It started with the n-word.
White people had used the racial epithet to demean Teshawn Solomon in the past, he said, but until that point none of them had been a supervisor at his job.
It was 2017 and Solomon was working as a warehouse specialist in Sacramento for Vivint Solar, an energy company that specializes in home automation, security and residential solar energy systems.
Without warning, the supervisor referred to him using the racist language, Solomon recalled.
On another occasion, another supervisor told him to “reach his black hands out” when he was being handed a box, Solomon alleged. The same supervisor used a banana to humiliate Solomon at one point, according to the African American father of four.
“Monkeys like bananas,” he said, offering Solomon the piece of fruit.
Eventually, Solomon alleged, his white co-workers used cardboard boxes to build a protective fort around their desks. He said the structure was spray-painted with the words “white only” and remained intact for two weeks.
With the racist incidents piling up, Solomon said he felt increasingly isolated and began to fear for his safety when he was at work.
“I was terrified,” the 36-year-old said. “The only other African American employee was usually at other warehouses, so I was alone, at night, looking over my shoulder, wondering what else could happen to me.”
“All I wanted was respect and the dignity of providing for my family,” he added.
The alleged incidents of racial harassment are detailed in a lawsuit filed late Monday in California Superior Court in Sacramento County. In the suit, Solomon accuses his former employer of racial harassment and discrimination, both of which are violations of California’s Fair Employment and Housing Act. He also accuses Vivint Solar’s managers of failing to prevent racial discrimination and actively encouraging him not to take his complaints to the company’s human resources department.

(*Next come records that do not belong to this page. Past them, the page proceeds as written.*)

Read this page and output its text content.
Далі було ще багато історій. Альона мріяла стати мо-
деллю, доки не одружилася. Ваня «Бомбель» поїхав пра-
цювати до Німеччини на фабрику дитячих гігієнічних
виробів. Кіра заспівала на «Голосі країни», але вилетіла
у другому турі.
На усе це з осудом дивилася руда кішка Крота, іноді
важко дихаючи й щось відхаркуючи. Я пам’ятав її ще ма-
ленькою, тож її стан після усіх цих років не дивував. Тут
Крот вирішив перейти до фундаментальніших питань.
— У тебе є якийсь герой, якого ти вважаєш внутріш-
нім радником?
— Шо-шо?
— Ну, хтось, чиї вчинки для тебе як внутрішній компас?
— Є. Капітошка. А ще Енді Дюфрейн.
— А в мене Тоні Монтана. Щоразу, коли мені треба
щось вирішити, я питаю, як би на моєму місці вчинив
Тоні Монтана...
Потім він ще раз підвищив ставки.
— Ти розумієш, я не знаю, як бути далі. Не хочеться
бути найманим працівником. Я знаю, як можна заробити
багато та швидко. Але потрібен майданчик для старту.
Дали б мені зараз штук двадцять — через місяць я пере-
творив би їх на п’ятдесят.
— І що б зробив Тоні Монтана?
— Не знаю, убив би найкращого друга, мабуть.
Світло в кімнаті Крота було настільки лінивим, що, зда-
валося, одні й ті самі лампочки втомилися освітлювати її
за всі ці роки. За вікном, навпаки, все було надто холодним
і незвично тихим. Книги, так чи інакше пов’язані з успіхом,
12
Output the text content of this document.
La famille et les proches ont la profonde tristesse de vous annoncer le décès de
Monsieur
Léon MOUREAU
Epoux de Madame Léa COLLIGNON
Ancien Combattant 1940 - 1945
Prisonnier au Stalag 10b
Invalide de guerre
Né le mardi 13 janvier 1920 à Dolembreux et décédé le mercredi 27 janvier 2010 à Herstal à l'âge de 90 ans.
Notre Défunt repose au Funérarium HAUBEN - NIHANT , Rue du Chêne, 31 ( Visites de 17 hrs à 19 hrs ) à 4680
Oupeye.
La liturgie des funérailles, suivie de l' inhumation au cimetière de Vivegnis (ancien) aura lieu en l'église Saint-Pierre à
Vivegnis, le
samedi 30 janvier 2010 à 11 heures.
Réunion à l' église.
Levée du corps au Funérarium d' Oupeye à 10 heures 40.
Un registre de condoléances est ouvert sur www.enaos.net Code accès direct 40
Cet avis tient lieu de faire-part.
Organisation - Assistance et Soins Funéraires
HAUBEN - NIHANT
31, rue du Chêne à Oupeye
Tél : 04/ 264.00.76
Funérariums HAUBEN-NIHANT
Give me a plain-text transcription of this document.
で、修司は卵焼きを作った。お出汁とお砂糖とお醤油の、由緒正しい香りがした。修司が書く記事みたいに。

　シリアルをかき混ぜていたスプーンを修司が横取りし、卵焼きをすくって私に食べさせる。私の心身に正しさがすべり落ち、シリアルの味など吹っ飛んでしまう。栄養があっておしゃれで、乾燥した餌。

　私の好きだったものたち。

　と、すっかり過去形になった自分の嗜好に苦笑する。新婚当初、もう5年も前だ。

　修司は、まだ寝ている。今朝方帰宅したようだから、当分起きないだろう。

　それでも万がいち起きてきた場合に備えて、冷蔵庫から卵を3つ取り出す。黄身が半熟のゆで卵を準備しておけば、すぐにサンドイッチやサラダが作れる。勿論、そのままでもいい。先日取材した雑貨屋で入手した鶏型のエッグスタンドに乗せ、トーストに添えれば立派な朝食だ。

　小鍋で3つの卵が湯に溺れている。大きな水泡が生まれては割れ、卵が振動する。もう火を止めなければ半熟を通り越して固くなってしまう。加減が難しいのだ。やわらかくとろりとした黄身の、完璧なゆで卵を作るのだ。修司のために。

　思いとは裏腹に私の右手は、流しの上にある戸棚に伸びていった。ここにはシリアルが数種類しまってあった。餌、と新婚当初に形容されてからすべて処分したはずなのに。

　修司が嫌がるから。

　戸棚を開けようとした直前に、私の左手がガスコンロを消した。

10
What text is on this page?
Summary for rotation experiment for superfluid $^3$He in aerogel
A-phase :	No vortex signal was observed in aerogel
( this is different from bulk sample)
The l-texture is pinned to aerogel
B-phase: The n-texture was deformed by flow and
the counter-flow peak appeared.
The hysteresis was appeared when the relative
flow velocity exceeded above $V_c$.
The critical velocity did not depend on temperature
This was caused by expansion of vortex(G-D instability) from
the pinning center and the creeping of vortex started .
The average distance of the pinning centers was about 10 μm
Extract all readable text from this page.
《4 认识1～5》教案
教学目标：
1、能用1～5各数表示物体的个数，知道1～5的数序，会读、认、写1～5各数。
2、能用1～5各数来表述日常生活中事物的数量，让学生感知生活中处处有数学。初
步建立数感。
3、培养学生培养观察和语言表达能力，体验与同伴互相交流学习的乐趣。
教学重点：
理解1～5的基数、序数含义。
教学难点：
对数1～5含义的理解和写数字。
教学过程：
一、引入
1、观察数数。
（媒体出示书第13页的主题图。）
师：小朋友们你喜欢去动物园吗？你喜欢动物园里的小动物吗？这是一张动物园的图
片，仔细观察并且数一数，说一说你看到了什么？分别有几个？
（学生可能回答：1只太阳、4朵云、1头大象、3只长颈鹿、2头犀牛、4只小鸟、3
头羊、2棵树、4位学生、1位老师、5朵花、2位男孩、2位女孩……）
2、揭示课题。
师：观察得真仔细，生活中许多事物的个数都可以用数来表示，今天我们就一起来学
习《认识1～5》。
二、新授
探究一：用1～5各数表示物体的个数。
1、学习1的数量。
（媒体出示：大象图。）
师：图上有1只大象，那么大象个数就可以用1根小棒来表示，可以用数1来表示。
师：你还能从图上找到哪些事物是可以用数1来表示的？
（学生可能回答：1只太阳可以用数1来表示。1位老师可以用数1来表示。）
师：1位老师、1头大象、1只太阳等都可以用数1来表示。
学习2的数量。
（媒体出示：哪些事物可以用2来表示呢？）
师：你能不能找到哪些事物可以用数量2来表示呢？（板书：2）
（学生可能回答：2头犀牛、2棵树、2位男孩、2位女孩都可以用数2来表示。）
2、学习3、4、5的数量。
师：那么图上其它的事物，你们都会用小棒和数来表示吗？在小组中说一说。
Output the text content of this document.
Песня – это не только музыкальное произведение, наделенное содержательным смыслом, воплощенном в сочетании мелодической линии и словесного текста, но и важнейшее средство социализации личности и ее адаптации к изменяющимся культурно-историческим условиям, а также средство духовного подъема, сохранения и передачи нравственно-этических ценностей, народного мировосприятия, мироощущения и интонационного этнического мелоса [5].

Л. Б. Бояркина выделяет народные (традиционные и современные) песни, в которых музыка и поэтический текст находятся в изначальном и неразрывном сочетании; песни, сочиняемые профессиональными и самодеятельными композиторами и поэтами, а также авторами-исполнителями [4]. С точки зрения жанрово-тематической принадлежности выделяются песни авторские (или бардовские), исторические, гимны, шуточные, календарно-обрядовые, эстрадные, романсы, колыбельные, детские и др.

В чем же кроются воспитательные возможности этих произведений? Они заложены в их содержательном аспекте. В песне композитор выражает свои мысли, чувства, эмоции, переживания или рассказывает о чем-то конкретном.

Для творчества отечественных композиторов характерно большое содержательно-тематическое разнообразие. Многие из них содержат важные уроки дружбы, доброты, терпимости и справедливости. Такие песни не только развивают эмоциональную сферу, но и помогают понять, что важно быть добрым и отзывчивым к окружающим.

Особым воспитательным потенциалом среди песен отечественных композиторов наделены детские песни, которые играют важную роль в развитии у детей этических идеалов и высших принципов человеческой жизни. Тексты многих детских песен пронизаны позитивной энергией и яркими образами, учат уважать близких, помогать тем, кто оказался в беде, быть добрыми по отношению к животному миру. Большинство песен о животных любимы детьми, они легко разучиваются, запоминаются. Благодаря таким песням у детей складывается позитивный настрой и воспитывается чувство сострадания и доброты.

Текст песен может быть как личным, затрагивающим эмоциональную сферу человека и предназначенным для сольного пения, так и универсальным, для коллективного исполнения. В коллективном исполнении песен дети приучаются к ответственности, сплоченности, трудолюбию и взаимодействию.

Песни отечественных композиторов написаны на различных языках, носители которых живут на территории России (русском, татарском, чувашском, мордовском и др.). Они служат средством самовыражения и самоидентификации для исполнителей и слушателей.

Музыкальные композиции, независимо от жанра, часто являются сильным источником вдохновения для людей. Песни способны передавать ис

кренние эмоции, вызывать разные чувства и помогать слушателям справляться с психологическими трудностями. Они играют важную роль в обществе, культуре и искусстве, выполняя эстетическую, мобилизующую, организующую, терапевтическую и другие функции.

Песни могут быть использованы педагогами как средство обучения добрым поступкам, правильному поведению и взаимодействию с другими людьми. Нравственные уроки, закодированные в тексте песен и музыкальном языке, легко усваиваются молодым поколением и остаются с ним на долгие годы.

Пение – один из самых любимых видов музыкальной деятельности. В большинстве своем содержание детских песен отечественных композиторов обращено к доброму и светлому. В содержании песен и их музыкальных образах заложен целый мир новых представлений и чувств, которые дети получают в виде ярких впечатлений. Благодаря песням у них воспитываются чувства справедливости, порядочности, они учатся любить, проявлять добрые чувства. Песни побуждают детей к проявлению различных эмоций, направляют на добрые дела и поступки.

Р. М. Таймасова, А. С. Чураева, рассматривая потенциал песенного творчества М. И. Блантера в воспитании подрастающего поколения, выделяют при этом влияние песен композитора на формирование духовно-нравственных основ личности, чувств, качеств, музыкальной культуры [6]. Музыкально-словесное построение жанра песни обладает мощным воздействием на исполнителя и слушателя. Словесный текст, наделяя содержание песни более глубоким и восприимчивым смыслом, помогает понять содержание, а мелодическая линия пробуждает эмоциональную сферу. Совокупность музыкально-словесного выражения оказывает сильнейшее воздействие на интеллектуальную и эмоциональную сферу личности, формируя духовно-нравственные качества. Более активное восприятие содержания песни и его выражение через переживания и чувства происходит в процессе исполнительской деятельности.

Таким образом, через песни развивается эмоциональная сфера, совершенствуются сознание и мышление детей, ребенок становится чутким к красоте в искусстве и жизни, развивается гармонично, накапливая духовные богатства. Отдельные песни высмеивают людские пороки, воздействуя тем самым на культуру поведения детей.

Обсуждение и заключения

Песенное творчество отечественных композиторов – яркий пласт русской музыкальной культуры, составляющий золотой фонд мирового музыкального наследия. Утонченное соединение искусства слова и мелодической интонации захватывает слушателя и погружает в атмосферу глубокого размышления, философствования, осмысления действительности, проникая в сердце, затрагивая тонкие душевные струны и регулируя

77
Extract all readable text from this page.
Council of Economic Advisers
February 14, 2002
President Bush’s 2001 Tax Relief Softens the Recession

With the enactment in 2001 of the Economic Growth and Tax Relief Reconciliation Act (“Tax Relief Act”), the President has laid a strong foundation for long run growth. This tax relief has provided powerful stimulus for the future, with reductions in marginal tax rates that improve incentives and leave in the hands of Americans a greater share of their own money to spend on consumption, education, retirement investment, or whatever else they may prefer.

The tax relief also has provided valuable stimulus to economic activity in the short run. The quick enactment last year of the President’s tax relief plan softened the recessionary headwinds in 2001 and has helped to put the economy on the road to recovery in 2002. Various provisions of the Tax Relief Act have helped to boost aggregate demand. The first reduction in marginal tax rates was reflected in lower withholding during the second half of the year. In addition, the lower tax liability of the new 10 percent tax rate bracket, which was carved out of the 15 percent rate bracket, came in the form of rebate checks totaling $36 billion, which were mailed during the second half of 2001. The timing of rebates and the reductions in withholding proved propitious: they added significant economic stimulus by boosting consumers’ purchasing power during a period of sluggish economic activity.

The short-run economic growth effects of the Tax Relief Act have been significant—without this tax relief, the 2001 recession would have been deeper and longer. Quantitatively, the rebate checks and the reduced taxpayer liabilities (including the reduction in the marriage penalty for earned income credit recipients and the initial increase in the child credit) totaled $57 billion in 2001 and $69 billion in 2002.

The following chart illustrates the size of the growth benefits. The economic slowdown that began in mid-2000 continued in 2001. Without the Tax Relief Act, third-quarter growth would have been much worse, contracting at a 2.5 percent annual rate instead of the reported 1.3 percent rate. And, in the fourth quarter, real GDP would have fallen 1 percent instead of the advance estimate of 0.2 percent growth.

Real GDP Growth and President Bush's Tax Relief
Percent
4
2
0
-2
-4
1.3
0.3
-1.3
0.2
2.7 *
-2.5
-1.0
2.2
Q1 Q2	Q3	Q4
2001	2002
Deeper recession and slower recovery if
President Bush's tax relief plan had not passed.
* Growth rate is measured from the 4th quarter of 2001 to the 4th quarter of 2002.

Solomon said he knew he would have no opportunity to advance and make a better life for his family if he remained with Vivint Solar. After more than a year with the company, he resigned in March, deciding that he “could no longer tolerate the hostile work environment, brazenly racist conduct, and management’s indifference to it,” the suit states.
“Management did nothing after I complained,” Solomon said. “They didn’t hold anyone accountable. People continued joking about the fort for weeks because they knew management didn’t care about racism.”
Vivint Solar has its headquarters in Lehi, Utah, and employs more than 4,000 people in 21 states.
“We typically have a policy of not commenting on specific personnel matters or pending litigation,” Vivint said in a statement released to The Washington Post. “However, in this case, we wish to extend a sincere apology to Mr. Solomon for the deeply concerning and understandably upsetting situation he endured.”
“Mr. Solomon’s experience was an isolated one and it has been addressed by our HR team to ensure something like this never happens again,” the statement added. “Mr. Solomon’s experience simply does not reflect the values or culture of Vivint Solar and stands in direct contradiction to our core values as a company.”
Responding to Vivint Solar’s statement, Solomon’s attorney, Corey Bennett, said his client was forced to choose between a “dehumanizing work environment” and unemployment.
“When employees freely use racial slurs on a daily basis, brazenly construct a racist monument in plain sight and are then shielded by management, it is only because the culture allowed it,” he said.
Photos taken inside the warehouse and provided to The Post by Bennett appear to show several desks surrounded by cardboard boxes, filing cabinets and stacks of water bottles. Scrawled above the “white only” sign are the words “Inspections Department.”
Bennett said the photos were taken by another employee who left the company after complaining about racial harassment and then passed the images to his client, who also took photos of the structure before it was taken down.
Bennett, a San Francisco-based lawyer specializing in employment law, said he is familiar with cases in which minority workers are harassed using nooses or swastikas. But he’s never encountered a racist play fort inside a workplace. He called the structure “bizarre.”
“If you look at that photo you can get a sense they wanted to make their own little hideout,” Bennett said. “I think these people thought they could do whatever they wanted to without any oversight or accountability.”
Bennett said his client grew up in Long Beach, Calif., and spent 12 years in prison before getting out in 2012. Ever since, he said, Solomon has been trying to work hard and “do right by himself and his family.” At Vivint, he was responsible for maintaining equipment and assisting with various tasks around the warehouse.
Despite being subjected to racial discrimination, Bennett said, Solomon excelled at his job and was promoted from a part-time to full-time role after six months.
“He thought this company was actually going to be a place he could stay for a while,” Bennett added. “As an African American, he’s got to work harder as it is, and as an ex-convict he’s got to work that much harder. Then he found himself at a workplace that made his daily life miserable.”